An award-winning correspondent for London newspaper The Sunday Times, the late Colvin covered conflicts in Syria, Iraq, Sri Lanka and East Timor. She often put herself in harm's way to get the story and her passionate, incisive reporting focused on how wars affected civilians. She was killed in Syria in 2012.
"It's wonderful for a story about Marie, that we can shine a light on what a journalist really does and what the cost is of getting the story," says Pike, whose performance was nominated for a Golden Globe for Best Actress in a Drama.
"I hope it will mean a whole lot of people might go out and read about her and maybe discover some of her journalism. Or look up a period of history that might interest you and find out what she wrote about it. And there's a chance journalists will take courage from this (current) state of affairs and realise how important it is to continue to pursue their missions, to get truth from the darkest places on earth."
Thanks to Matt, we have chosen to tell a story that's not just about the gungho, thrill-seeking war reporter... but also one exploring the cost of the fierce pursuit of a story on someone's mental health.
ACTRESS ROSAMUND PIKE, on A Private War and documentary film-maker Matthew Heineman
A Private War takes an unconventional approach to its subject in part because it was steered by Matthew Heineman, a documentary film-maker directing his first narrative feature. The 35-year-old is better known for documentaries such as Cartel Land (2015) - his Oscarnominated film about the Mexican drug cartels - and this background shows, says Pike.
"Thanks to Matt, we have chosen to tell a story that's not just about the gungho, thrill-seeking war reporter, which might have been the substance of a film of yore, but also one exploring the cost of the fierce pursuit of a story on someone's mental health - someone who prioritises giving voice to the voiceless over her own health, sanity and well-being."

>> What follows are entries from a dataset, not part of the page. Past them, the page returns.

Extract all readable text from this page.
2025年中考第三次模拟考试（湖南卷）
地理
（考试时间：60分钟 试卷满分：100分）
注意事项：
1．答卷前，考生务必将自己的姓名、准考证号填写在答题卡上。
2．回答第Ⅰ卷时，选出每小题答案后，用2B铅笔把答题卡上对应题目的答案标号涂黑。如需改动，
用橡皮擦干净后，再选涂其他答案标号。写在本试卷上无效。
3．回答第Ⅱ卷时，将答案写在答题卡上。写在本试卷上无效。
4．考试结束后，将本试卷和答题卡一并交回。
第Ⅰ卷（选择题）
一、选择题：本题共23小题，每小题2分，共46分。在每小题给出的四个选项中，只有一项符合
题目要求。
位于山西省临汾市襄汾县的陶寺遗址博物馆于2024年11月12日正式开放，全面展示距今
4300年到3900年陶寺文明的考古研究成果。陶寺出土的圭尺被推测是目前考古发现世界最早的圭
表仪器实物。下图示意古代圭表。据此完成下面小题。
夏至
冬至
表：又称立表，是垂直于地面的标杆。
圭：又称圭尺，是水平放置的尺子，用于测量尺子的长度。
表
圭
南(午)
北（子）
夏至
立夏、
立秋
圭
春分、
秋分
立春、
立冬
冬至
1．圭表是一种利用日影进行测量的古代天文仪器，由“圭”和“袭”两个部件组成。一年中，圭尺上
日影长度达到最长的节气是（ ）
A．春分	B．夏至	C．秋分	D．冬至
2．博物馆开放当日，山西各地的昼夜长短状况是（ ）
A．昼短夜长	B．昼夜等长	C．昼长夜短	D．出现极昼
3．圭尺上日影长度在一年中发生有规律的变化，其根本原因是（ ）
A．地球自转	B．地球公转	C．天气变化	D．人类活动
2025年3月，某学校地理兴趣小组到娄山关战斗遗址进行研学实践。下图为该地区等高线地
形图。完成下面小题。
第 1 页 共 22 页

Heineman approached the story as he would a documentary in some ways, even casting real Syrian refugees in scenes where they tearfully recount their experiences to Pike.
"I really didn't want to make this a biopic. I wanted to make it more of a psychological thriller, to try and understand that psychology of what pushes a person to do this, but also what that does to him," he says.
The film-maker, whose acclaimed documentary City Of Ghosts (2017) is about citizen journalists taking on the terrorist group ISIS, identifies personally with this mentality.
"I've been in conflict zones and shootouts and torture chambers, so I've felt that same draw to want to cover these stories. But there's also that bizarre thing of having the privilege to come home the next day and go to a party in New York City and what that does to you to have those thoughts stay with you."
But you do not need to go to war zones to relate to Colvin's desire to lose herself in her work, Pike says.
"A lot of actors share the feeling that to delve into a character - to dive into an intense meditation on someone else's life - is an escape from yourself, which is a happy relief.
"I think Marie felt something similar in the deep empathy she had with civilians the world over. She felt a kind of break from her own life because her home life was chaotic.
"And there's something to be said for when the stakes are clear and life is reduced to simplicity in a war zone: Your mission is clear and you feel like you're doing something worthwhile."
• A Private War is showing in cinemas.